15 I therefore propose to reinstate these two companies.

16 If Davgem is reinstated it will be reinstated as a company in liquidation. The applicant says that the old Liquidator, Mr Glen Montague, resigned on 20 November 1999, so he will not automatically take over the management of the company on reinstatement. The plaintiff would like fresh administrators, Mr Vincent Smith and Mr Bryan Hughes, to be appointed jointly as liquidators and has filed a consent in relation to each of them. Presumably, the plaintiff has come to an arrangement with them as to their funding. The respondents oppose the appointment of those two men, as indicating potential for bias. Their appointment has been arranged by the creditor who has sued the companies. The defendants would like the former liquidator,



(Page 8)
    Mr Montague, or some other person chosen by the court to be reappointed. Their counsel says that Mr Montague's resignation was not effective and has referred me to ACCC v ASIC, above, at [50]. I do not agree with that submission. I consider the liquidator has resigned and therefore would not automatically be reappointed on reinstatement. He should not be appointed without his consent and his re-appointment has not been discussed with him. On the question of apparent bias, I consider that it is in order to appoint Messrs Smith and Hughes jointly as liquidators of Davgem. It is true that their appointment has been arranged by the plaintiff, who may well be funding them, but once appointed I consider they have a duty to obtain independent legal advice on all matters and they should not take any instructions from the applicant. This will preserve their independence and impartiality.
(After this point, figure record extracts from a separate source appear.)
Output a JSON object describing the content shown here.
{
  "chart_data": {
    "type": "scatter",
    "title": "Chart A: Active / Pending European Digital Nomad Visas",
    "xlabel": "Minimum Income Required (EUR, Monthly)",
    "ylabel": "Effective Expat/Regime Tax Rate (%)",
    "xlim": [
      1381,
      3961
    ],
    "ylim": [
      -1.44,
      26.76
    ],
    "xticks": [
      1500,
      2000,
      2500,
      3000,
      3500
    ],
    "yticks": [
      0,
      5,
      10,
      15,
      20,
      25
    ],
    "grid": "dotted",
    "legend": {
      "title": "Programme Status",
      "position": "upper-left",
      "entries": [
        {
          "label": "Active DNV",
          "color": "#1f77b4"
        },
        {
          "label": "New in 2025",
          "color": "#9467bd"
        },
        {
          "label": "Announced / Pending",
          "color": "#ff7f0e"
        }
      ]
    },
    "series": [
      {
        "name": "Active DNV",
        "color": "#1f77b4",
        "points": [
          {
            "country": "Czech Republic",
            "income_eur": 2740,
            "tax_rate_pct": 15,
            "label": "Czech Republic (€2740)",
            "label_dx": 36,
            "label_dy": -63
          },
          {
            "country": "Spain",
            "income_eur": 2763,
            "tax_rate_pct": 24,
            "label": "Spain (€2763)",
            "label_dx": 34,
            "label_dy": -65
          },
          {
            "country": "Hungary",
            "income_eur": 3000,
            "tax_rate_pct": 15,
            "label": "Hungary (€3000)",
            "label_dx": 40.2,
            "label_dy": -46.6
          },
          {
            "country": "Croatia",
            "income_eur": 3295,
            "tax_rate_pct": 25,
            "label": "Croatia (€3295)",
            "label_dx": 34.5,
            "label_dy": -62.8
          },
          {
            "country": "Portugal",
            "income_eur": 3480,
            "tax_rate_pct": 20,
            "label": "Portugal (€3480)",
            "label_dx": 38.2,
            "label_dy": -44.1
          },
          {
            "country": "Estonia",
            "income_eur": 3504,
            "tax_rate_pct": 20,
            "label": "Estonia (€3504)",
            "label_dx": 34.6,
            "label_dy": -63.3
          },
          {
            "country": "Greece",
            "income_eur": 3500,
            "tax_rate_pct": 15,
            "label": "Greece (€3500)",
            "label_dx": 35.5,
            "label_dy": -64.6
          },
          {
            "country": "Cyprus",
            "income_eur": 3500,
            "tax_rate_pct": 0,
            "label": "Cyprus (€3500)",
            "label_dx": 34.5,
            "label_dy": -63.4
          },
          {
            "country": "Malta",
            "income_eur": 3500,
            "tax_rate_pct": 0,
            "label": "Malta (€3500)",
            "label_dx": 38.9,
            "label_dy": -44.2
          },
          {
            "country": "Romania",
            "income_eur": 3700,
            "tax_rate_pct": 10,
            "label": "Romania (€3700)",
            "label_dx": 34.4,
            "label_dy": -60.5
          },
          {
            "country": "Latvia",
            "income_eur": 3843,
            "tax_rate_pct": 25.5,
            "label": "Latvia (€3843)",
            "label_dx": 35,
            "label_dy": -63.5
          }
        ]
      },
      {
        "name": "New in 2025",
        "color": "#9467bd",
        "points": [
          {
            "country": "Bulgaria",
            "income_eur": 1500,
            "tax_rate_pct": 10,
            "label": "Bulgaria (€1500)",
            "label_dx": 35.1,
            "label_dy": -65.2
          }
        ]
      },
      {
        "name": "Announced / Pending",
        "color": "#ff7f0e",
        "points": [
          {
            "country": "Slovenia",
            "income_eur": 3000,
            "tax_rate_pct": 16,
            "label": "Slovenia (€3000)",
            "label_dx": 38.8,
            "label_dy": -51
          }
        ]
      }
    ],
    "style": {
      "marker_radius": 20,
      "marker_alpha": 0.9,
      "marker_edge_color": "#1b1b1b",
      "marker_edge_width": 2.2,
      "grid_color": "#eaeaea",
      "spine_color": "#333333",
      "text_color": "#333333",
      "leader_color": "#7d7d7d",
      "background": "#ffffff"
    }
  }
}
17 As previously stated, Davgem was in existence when the writ was issued; but Davreef was not, having been deregistered on 11 September 1998. The applicant says that the writ is void as against Davreef , as the company was deregistered and hence not in existence when the writ was issued. The applicant says it cannot simply issue a new writ against Davreef as it may be out of time under the three year limitation period imposed by s 82(2) of the Trade Practices Act. The applicant requests me to make an order under s 601AH(3) which enables the court to make an order validating anything done between the deregistration of the company and its reinstatement and to make any other order it considers appropriate.

18 In Pagnon v Workcover Queensland [2000] QCA 421 at [15], McPherson JA, with whom Thomas JA and Muir J agreed, after discussing the problem and the legislation in England and in Australia, concluded that it would be just to make an order under s 601AH(3)(b) that the time between the dissolution of the company and the expiration of the limitation period under s 11 of the Limitation of Actions Act 1974 should not be counted against the plaintiff.
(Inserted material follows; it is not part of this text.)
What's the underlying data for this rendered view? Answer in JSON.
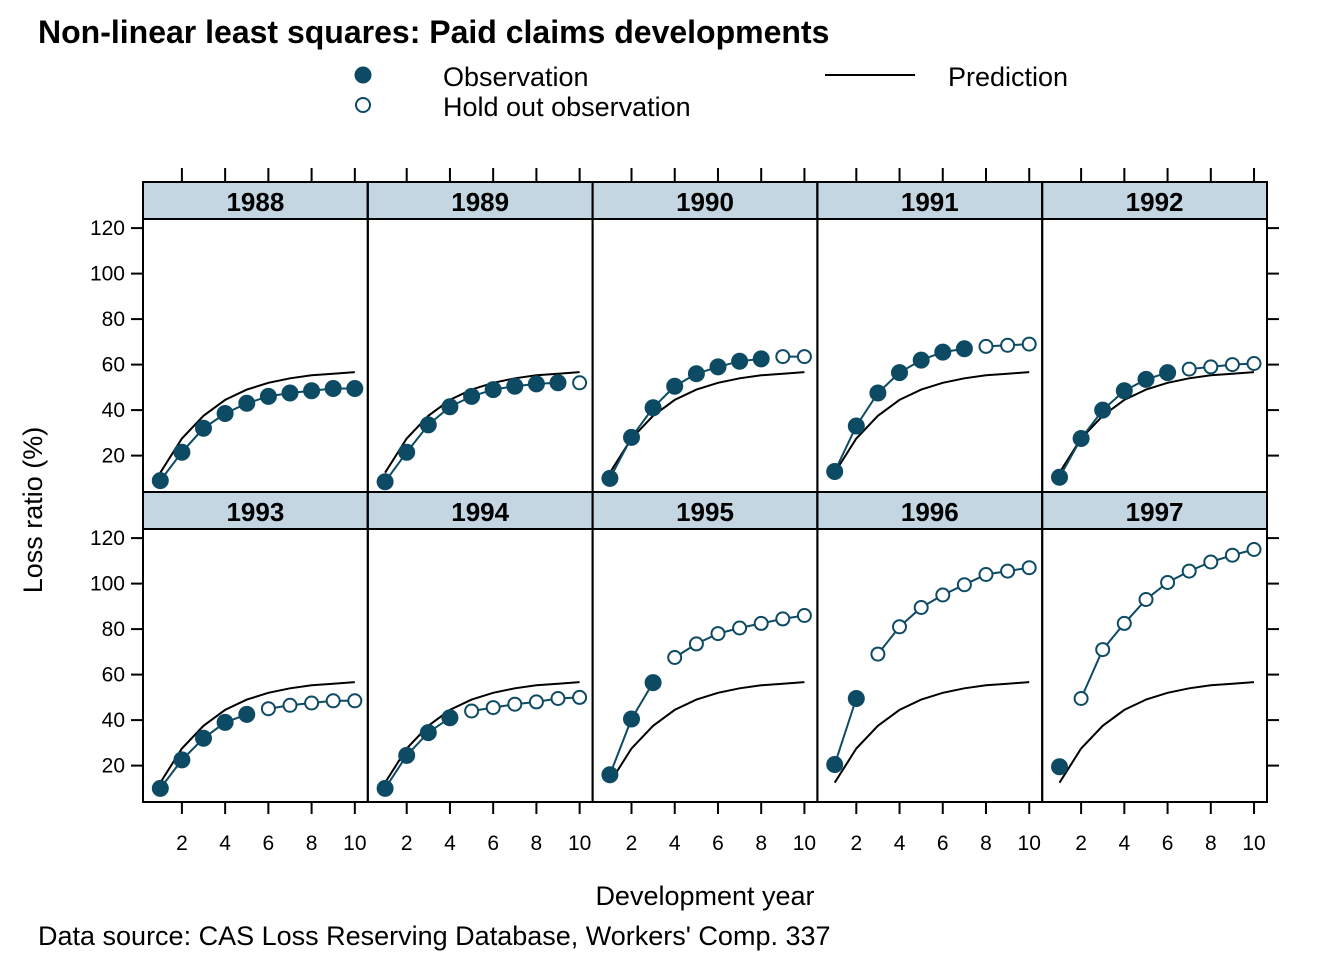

19 I am willing to follow that authority and make a similar order here. I do so with some reservation, however, because I do not consider the order is strictly necessary. I do not consider that the limitation period under the Trade Practices Act and the Fair Trading Act has expired for reasons given earlier. Secondly, I am not sure if the limitation period of three years imposed by s 82(2) of the Trade Practices Act is capable of being stayed. It may well differ from a limitation period imposed by the Limitations Act which was the limitation provision under consideration in Pagnon, above.

(Page 9)

20 I will hear the parties on the precise form of the orders and on costs. I should add that the ASIC does not oppose the reinstatement of these companies.